This post was originally shared in 2017
There are times when dying feels like death.
Having grown up in a Christian church and home, I’m well-accustomed to the language of “dying to self” and “taking up my cross.” The words are readily on my lips when someone speaks of sacrifice, or the call to missions, or the call to serve their local church. But recently, this has been the call of the Spirit on my life: die to self.
The call came one morning as I sat begrudgingly in my bed with my Bible on my lap. Seemingly perfectly poised to hear from God, my heart was the farthest from ready to heed His voice. I sat in the silence and feigned a prayer. I flippantly asked God for direction, but knew that I did not want to follow His call. I tritely prayed for His leading, though I knew that I was not willing to leave anything behind. And by the conviction of the Spirit and the gentleness of a good Father, the Word of God was brought sharply to my mind: take up your cross and follow me.
The words are familiar to me, but they did surprise me that morning. They came unwanted, and yet so appropriate. Ironically, nothing else in that moment would have made me feel more known by our Father. Those words spoke exactly to where I was, acknowledge my fixed feet, and knew my unmovable heart. He knew me, and He called me to die to self.
So, I strapped myself in. Believing myself to be a noble martyr or righteous saint for following God, I told Him that morning in bed that I would obey. Externally I was sitting on my disheveled bed in my pajamas with a cup of coffee, but internally I set my hand to the plow and determined that I would diligently follow God wherever He called. I would follow Him into a season of giving up, loss, or grief. This lasted about 35 minutes.
Ignorantly and ironically, I anticipated that this apparent obedience would feel noble or virtuous. But it didn’t.

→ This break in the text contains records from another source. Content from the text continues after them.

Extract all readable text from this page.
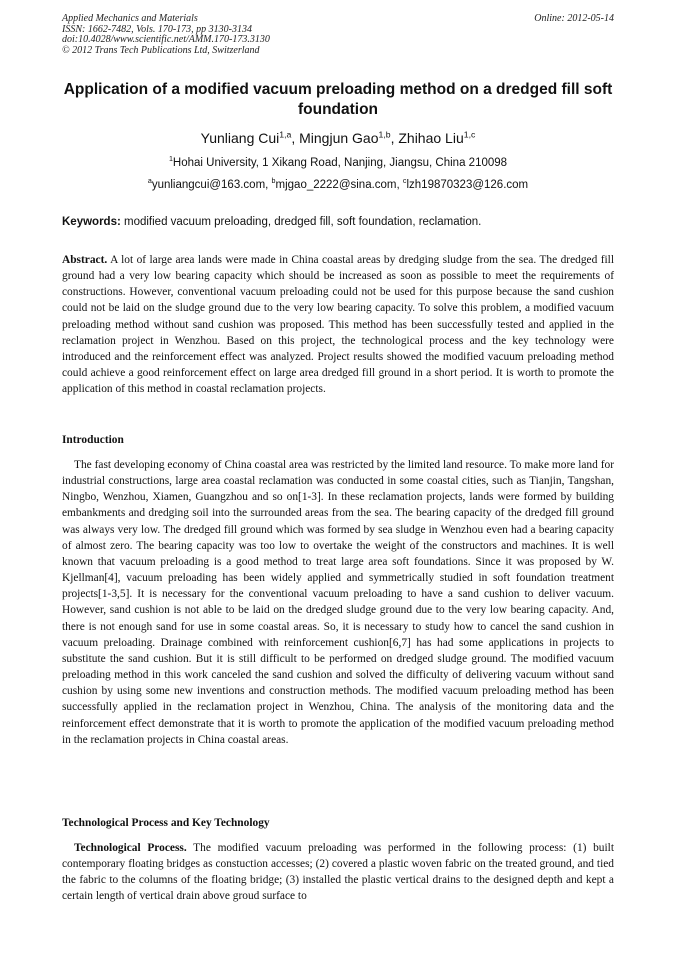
Applied Mechanics and Materials
ISSN: 1662-7482, Vols. 170-173, pp 3130-3134
doi:10.4028/www.scientific.net/AMM.170-173.3130
© 2012 Trans Tech Publications Ltd, Switzerland
Online: 2012-05-14
Application of a modified vacuum preloading method on a dredged fill soft foundation
Yunliang Cui$^{1,a}$, Mingjun Gao$^{1,b}$, Zhihao Liu$^{1,c}$
$^1$Hohai University, 1 Xikang Road, Nanjing, Jiangsu, China 210098
$^a$yunliangcui@163.com, $^b$mjgao_2222@sina.com, $^c$lzh19870323@126.com
Keywords: modified vacuum preloading, dredged fill, soft foundation, reclamation.
Abstract. A lot of large area lands were made in China coastal areas by dredging sludge from the sea. The dredged fill ground had a very low bearing capacity which should be increased as soon as possible to meet the requirements of constructions. However, conventional vacuum preloading could not be used for this purpose because the sand cushion could not be laid on the sludge ground due to the very low bearing capacity. To solve this problem, a modified vacuum preloading method without sand cushion was proposed. This method has been successfully tested and applied in the reclamation project in Wenzhou. Based on this project, the technological process and the key technology were introduced and the reinforcement effect was analyzed. Project results showed the modified vacuum preloading method could achieve a good reinforcement effect on large area dredged fill ground in a short period. It is worth to promote the application of this method in coastal reclamation projects.
Introduction
The fast developing economy of China coastal area was restricted by the limited land resource. To make more land for industrial constructions, large area coastal reclamation was conducted in some coastal cities, such as Tianjin, Tangshan, Ningbo, Wenzhou, Xiamen, Guangzhou and so on[1-3]. In these reclamation projects, lands were formed by building embankments and dredging soil into the surrounded areas from the sea. The bearing capacity of the dredged fill ground was always very low. The dredged fill ground which was formed by sea sludge in Wenzhou even had a bearing capacity of almost zero. The bearing capacity was too low to overtake the weight of the constructors and machines. It is well known that vacuum preloading is a good method to treat large area soft foundations. Since it was proposed by W. Kjellman[4], vacuum preloading has been widely applied and symmetrically studied in soft foundation treatment projects[1-3,5]. It is necessary for the conventional vacuum preloading to have a sand cushion to deliver vacuum. However, sand cushion is not able to be laid on the dredged sludge ground due to the very low bearing capacity. And, there is not enough sand for use in some coastal areas. So, it is necessary to study how to cancel the sand cushion in vacuum preloading. Drainage combined with reinforcement cushion[6,7] has had some applications in projects to substitute the sand cushion. But it is still difficult to be performed on dredged sludge ground. The modified vacuum preloading method in this work canceled the sand cushion and solved the difficulty of delivering vacuum without sand cushion by using some new inventions and construction methods. The modified vacuum preloading method has been successfully applied in the reclamation project in Wenzhou, China. The analysis of the monitoring data and the reinforcement effect demonstrate that it is worth to promote the application of the modified vacuum preloading method in the reclamation projects in China coastal areas.
Technological Process and Key Technology
Technological Process. The modified vacuum preloading was performed in the following process: (1) built contemporary floating bridges as constuction accesses; (2) covered a plastic woven fabric on the treated ground, and tied the fabric to the columns of the floating bridge; (3) installed the plastic vertical drains to the designed depth and kept a certain length of vertical drain above groud surface to
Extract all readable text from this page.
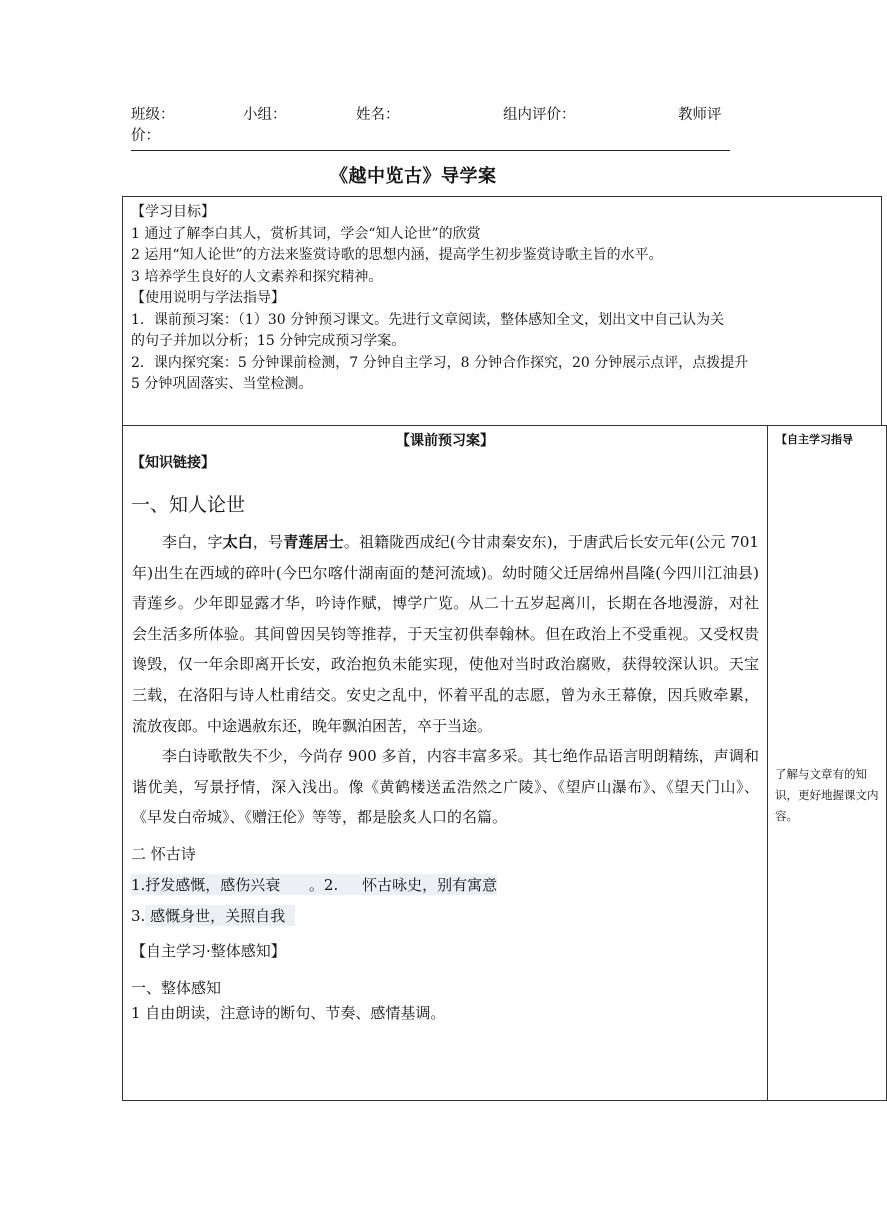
班级：	小组：	姓名：	组内评价：	教师评
价：
《越中览古》导学案
【学习目标】
1 通过了解李白其人，赏析其词，学会“知人论世”的欣赏
2 运用“知人论世”的方法来鉴赏诗歌的思想内涵，提高学生初步鉴赏诗歌主旨的水平。
3 培养学生良好的人文素养和探究精神。
【使用说明与学法指导】
1．课前预习案：（1）30 分钟预习课文。先进行文章阅读，整体感知全文，划出文中自己认为关
的句子并加以分析；15 分钟完成预习学案。
2．课内探究案：5 分钟课前检测，7 分钟自主学习，8 分钟合作探究，20 分钟展示点评，点拨提升
5 分钟巩固落实、当堂检测。
【课前预习案】
【知识链接】
一、知人论世

李白，字太白，号青莲居士。祖籍陇西成纪(今甘肃秦安东)，于唐武后长安元年(公元 701 年)出生在西域的碎叶(今巴尔喀什湖南面的楚河流域)。幼时随父迁居绵州昌隆(今四川江油县)青莲乡。少年即显露才华，吟诗作赋，博学广览。从二十五岁起离川，长期在各地漫游，对社会生活多所体验。其间曾因吴钧等推荐，于天宝初供奉翰林。但在政治上不受重视。又受权贵谗毁，仅一年余即离开长安，政治抱负未能实现，使他对当时政治腐败，获得较深认识。天宝三载，在洛阳与诗人杜甫结交。安史之乱中，怀着平乱的志愿，曾为永王幕僚，因兵败牵累，流放夜郎。中途遇赦东还，晚年飘泊困苦，卒于当途。

李白诗歌散失不少，今尚存 900 多首，内容丰富多采。其七绝作品语言明朗精练，声调和谐优美，写景抒情，深入浅出。像《黄鹤楼送孟浩然之广陵》、《望庐山瀑布》、《望天门山》、《早发白帝城》、《赠汪伦》等等，都是脍炙人口的名篇。

二 怀古诗
1.抒发感慨，感伤兴衰      。2.     怀古咏史，别有寓意
3. 感慨身世，关照自我
【自主学习·整体感知】
一、整体感知
1 自由朗读，注意诗的断句、节奏、感情基调。
【自主学习指导
了解与文章有的知识，更好地握课文内容。
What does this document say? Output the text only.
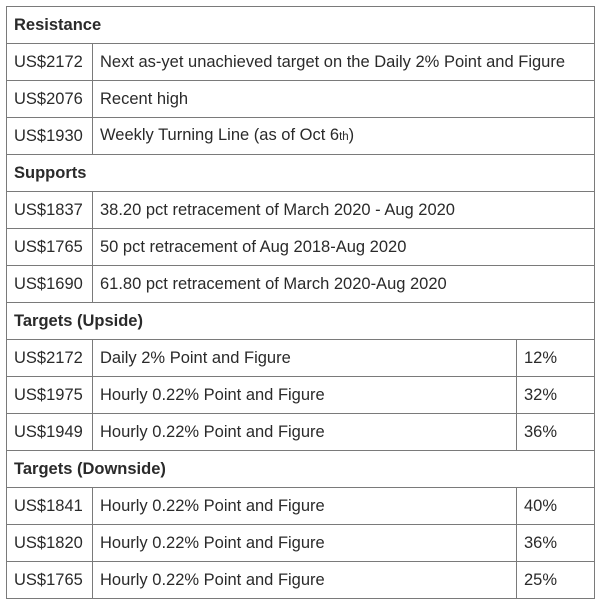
Resistance		
US$2172	Next as-yet unachieved target on the Daily 2% Point and Figure	
US$2076	Recent high	
US$1930	Weekly Turning Line (as of Oct 6th)	
Supports		
US$1837	38.20 pct retracement of March 2020 - Aug 2020	
US$1765	50 pct retracement of Aug 2018-Aug 2020	
US$1690	61.80 pct retracement of March 2020-Aug 2020	
Targets (Upside)		
US$2172	Daily 2% Point and Figure	12%
US$1975	Hourly 0.22% Point and Figure	32%
US$1949	Hourly 0.22% Point and Figure	36%
Targets (Downside)		
US$1841	Hourly 0.22% Point and Figure	40%
US$1820	Hourly 0.22% Point and Figure	36%
US$1765	Hourly 0.22% Point and Figure	25%
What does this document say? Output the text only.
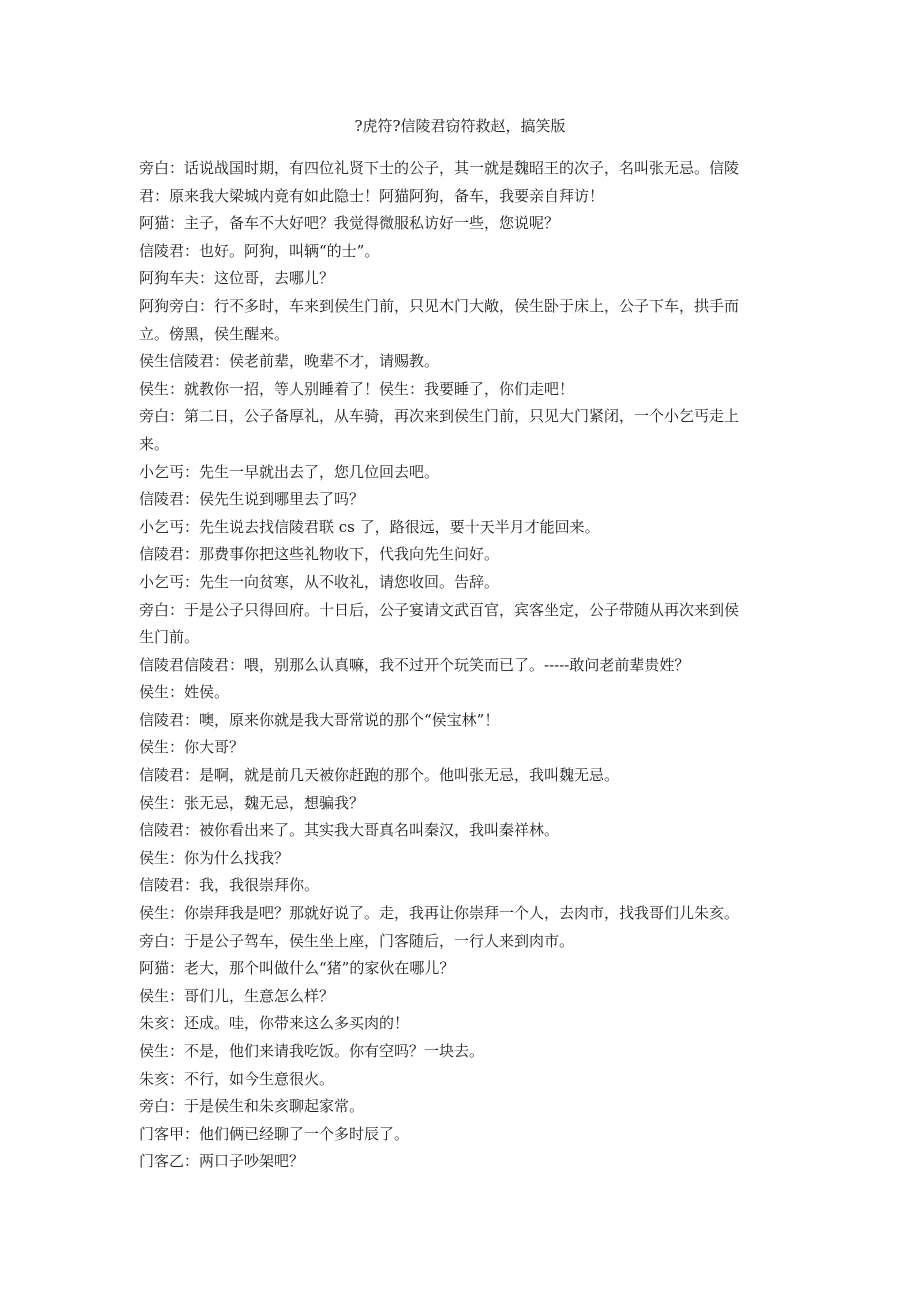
?虎符?信陵君窃符救赵，搞笑版

旁白：话说战国时期，有四位礼贤下士的公子，其一就是魏昭王的次子，名叫张无忌。信陵

君：原来我大梁城内竟有如此隐士！阿猫阿狗，备车，我要亲自拜访！

阿猫：主子，备车不大好吧？我觉得微服私访好一些，您说呢？

信陵君：也好。阿狗，叫辆“的士”。

阿狗车夫：这位哥，去哪儿？

阿狗旁白：行不多时，车来到侯生门前，只见木门大敞，侯生卧于床上，公子下车，拱手而

立。傍黑，侯生醒来。

侯生信陵君：侯老前辈，晚辈不才，请赐教。

侯生：就教你一招，等人别睡着了！侯生：我要睡了，你们走吧！

旁白：第二日，公子备厚礼，从车骑，再次来到侯生门前，只见大门紧闭，一个小乞丐走上

来。

小乞丐：先生一早就出去了，您几位回去吧。

信陵君：侯先生说到哪里去了吗？

小乞丐：先生说去找信陵君联 cs 了，路很远，要十天半月才能回来。

信陵君：那费事你把这些礼物收下，代我向先生问好。

小乞丐：先生一向贫寒，从不收礼，请您收回。告辞。

旁白：于是公子只得回府。十日后，公子宴请文武百官，宾客坐定，公子带随从再次来到侯

生门前。

信陵君信陵君：喂，别那么认真嘛，我不过开个玩笑而已了。-----敢问老前辈贵姓？

侯生：姓侯。

信陵君：噢，原来你就是我大哥常说的那个“侯宝林”！

侯生：你大哥？

信陵君：是啊，就是前几天被你赶跑的那个。他叫张无忌，我叫魏无忌。

侯生：张无忌，魏无忌，想骗我？

信陵君：被你看出来了。其实我大哥真名叫秦汉，我叫秦祥林。

侯生：你为什么找我？

信陵君：我，我很崇拜你。

侯生：你崇拜我是吧？那就好说了。走，我再让你崇拜一个人，去肉市，找我哥们儿朱亥。

旁白：于是公子驾车，侯生坐上座，门客随后，一行人来到肉市。

阿猫：老大，那个叫做什么“猪”的家伙在哪儿？

侯生：哥们儿，生意怎么样？

朱亥：还成。哇，你带来这么多买肉的！

侯生：不是，他们来请我吃饭。你有空吗？一块去。

朱亥：不行，如今生意很火。

旁白：于是侯生和朱亥聊起家常。

门客甲：他们俩已经聊了一个多时辰了。

门客乙：两口子吵架吧？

Over the last few weeks I have come late to the realization that the call to die to self feels a lot more like death than I would like to acknowledge. It is painful, it frequently brings tears, and I carry it in my gut as a loss. Where I thought I could stoically play the victim, the call to take up our crosses is a call to willingly allow parts of self – of our very selves – to slip away into death. We take these parts and we burry them in the ground, often without a lot of ceremony. We allow them to lay beneath the earth as we walk away, leaving them solely in the hand of our God who will do with our sacrifice as He alone sees fit.
Dying to self? Well, that feels a lot like death.
Today is Good Friday. Today we commemorate and remember the death of our beloved Savior, who went willingly and confidently towards death. He was the first to take up His cross in innocence, and to sacrificially lay down His life for His undeserving friends. Christ, in the ultimate sense, died to Self. Though He deserved throne rooms filled with adoring worshipers, He gave Himself over to be hung on a cross surrounded by mockers. Though He deserved Kingship and total rule over all, He willingly received a crown of thorns and a blasphemous title of “king of the Jews.” Jesus, our dear Friend, Brother, and Savior, walked confidently towards the grave, laid Himself in the darkness of death, and entrusted Himself wholly to the Father.
In three short days, we will be celebrating the new life of Christ as we commemorate His resurrection. We will sit in our churches and partake of the Supper – not just because Jesus died but because He is risen! His resurrection seals the promise of the body and the blood. His new life is the promise for you and for I that in Christ there is life on the other side of death. Resurrection is our great hope; more than that, it is our inheritance.
I can only be called to take up my cross in so far as I am called to do so “and follow [Him].” Christ’s death paves the way for our obedience to the Father; Jesus makes is possible for us to die to ourselves and entrust ourselves completely to the Father. And Jesus’ resurrection gives us the promise that what God buries in the ground He often calls out of the grave, bursting with Kingdom life.
On this Good Friday I am committing to consider the death of our Christ as the sacrifice that makes it possible for me to die to myself. I will consider it an honor to follow Him, cross in hand. I will set my eyes on His sacrifice, on His grave, and on His death. I will fix my eyes on that large stone fixed before the tomb. And I will wait – painfully and patiently – for the Sunday morning light to dawn. With hope in my heart I will believe that it will be rolled away, that life in Christ will burst forth, and that the words the saints long to hear will be spoken over everything that feels like death: “Why do you look for the living among the dead?”